Release Counter Processor under gdcc, switch docs from CDLUC3
As discussed in standup this morning in the context of this issue...
- https://github.com/IQSS/dataverse.harvard.edu/issues/3
... we decided to fork https://github.com/CDLUC3/counter-processor to https://github.com/gdcc/counter-processor because the former had been switched to archive/read-only mode (which isn't great optics).
Next we need to put out a release of Counter Processor under the gdcc repo (our current docs are written to expect a release such as https://github.com/CDLUC3/counter-processor/archive/v0.1.04.tar.gz ).
Then we need to update the guides, basically a find and replace of CDLUC3 to gdcc. Something along these lines:
By the way, I noticed that we already had https://github.com/IQSS/counter-processor but I was only using it to make pull requests into the upstream CDLUC3 repo. I updated the README to point to the new gdcc repo.
Have you seen the reasons why they archived it? Are any of those true for us as well? Should we still use it?
On a related note: we could push the package to PyPI or GH packages for installation via pip. Would that help?
If we continue using it, I would also appreciate a container image to speed up usage and to freeze the dependencies.
In https://github.com/gdcc/counter-processor/commit/4c662cda0e69a78da2e36114dedd2c0cefa1c5d2 I reverted the reasons stated in the README. In short, the code was used by Dryad but not anymore now that they plan to use https://github.com/datacite/datacite-tracker instead. (We have concerns about datacite-tracker only tracking browser requests, not API calls.)
2025/01/21: Just pinging folks on this issue to understand next steps. @pdurbin What do we need to do to more this forward? Thanks!
@cmbz it's mostly a matter of prioritizing it. Then we make a release under gdcc and update the guides.
2025/01/21: Given that the issue already has a size, I am moving to Sprint Ready.

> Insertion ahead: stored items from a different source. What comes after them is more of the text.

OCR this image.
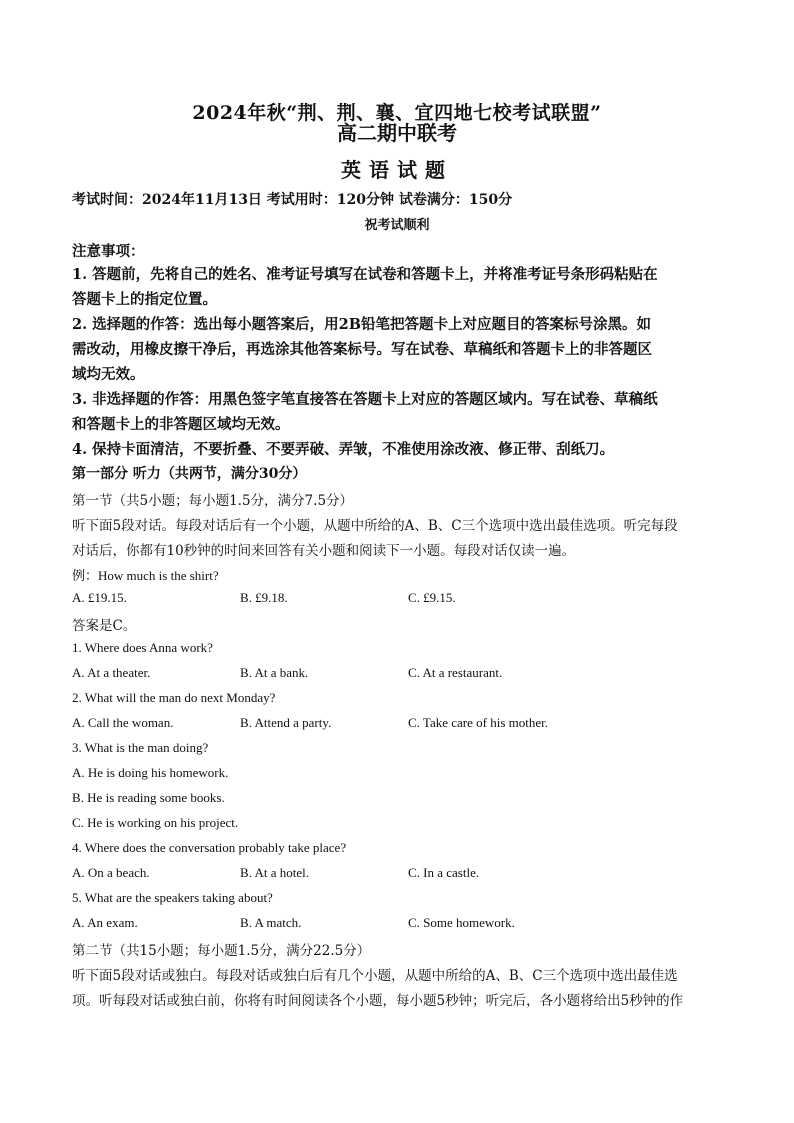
2024年秋“荆、荆、襄、宜四地七校考试联盟”
高二期中联考
英语试题
考试时间：2024年11月13日 考试用时：120分钟 试卷满分：150分
祝考试顺利
注意事项：
1. 答题前，先将自己的姓名、准考证号填写在试卷和答题卡上，并将准考证号条形码粘贴在
答题卡上的指定位置。
2. 选择题的作答：选出每小题答案后，用2B铅笔把答题卡上对应题目的答案标号涂黑。如
需改动，用橡皮擦干净后，再选涂其他答案标号。写在试卷、草稿纸和答题卡上的非答题区
域均无效。
3. 非选择题的作答：用黑色签字笔直接答在答题卡上对应的答题区域内。写在试卷、草稿纸
和答题卡上的非答题区域均无效。
4. 保持卡面清洁，不要折叠、不要弄破、弄皱，不准使用涂改液、修正带、刮纸刀。
第一部分 听力（共两节，满分30分）
第一节（共5小题；每小题1.5分，满分7.5分）
听下面5段对话。每段对话后有一个小题，从题中所给的A、B、C三个选项中选出最佳选项。听完每段
对话后，你都有10秒钟的时间来回答有关小题和阅读下一小题。每段对话仅读一遍。
例：How much is the shirt?
A. £19.15.	B. £9.18.	C. £9.15.
答案是C。
1. Where does Anna work?
A. At a theater.	B. At a bank.	C. At a restaurant.
2. What will the man do next Monday?
A. Call the woman.	B. Attend a party.	C. Take care of his mother.
3. What is the man doing?
A. He is doing his homework.
B. He is reading some books.
C. He is working on his project.
4. Where does the conversation probably take place?
A. On a beach.	B. At a hotel.	C. In a castle.
5. What are the speakers taking about?
A. An exam.	B. A match.	C. Some homework.
第二节（共15小题；每小题1.5分，满分22.5分）
听下面5段对话或独白。每段对话或独白后有几个小题，从题中所给的A、B、C三个选项中选出最佳选
项。听每段对话或独白前，你将有时间阅读各个小题，每小题5秒钟；听完后，各小题将给出5秒钟的作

Looks like @stevenwinship already made a 1.0.5 release - is this issue just documentation now? Or were the docs already updated?
It looks like docs were mostly updated in this PR:
- https://github.com/IQSS/dataverse/pull/10479
I'll make a PR for the last few references:
% ack CDLUC source
source/_static/admin/counter-processor-config.yaml
36:robots_url: https://raw.githubusercontent.com/CDLUC3/Make-Data-Count/master/user-agents/lists/robot.txt
37:machines_url: https://raw.githubusercontent.com/CDLUC3/Make-Data-Count/master/user-agents/lists/machine.txt
source/_static/developers/counter-processor-config.yaml
34:robots_url: https://raw.githubusercontent.com/CDLUC3/Make-Data-Count/master/user-agents/lists/robot.txt
35:machines_url: https://raw.githubusercontent.com/CDLUC3/Make-Data-Count/master/user-agents/lists/machine.txt
36:robots_url: https://raw.githubusercontent.com/CDLUC3/Make-Data-Count/master/user-agents/lists/robot.txt 37:machines_url: https://raw.githubusercontent.com/CDLUC3/Make-Data-Count/master/user-agents/lists/machine.txt
Hmm, actually, should we copy these files from https://github.com/CDLUC3/Make-Data-Count/tree/master/user-agents/lists into https://github.com/gdcc/counter-processor and make another release? 🤔
Maybe we should. That repo hasn't been touched in 7 years. 😬
What do others think?
If we're fine leaving those robot.txt and machine.txt files where they are I believe it's fine to close this issue as done.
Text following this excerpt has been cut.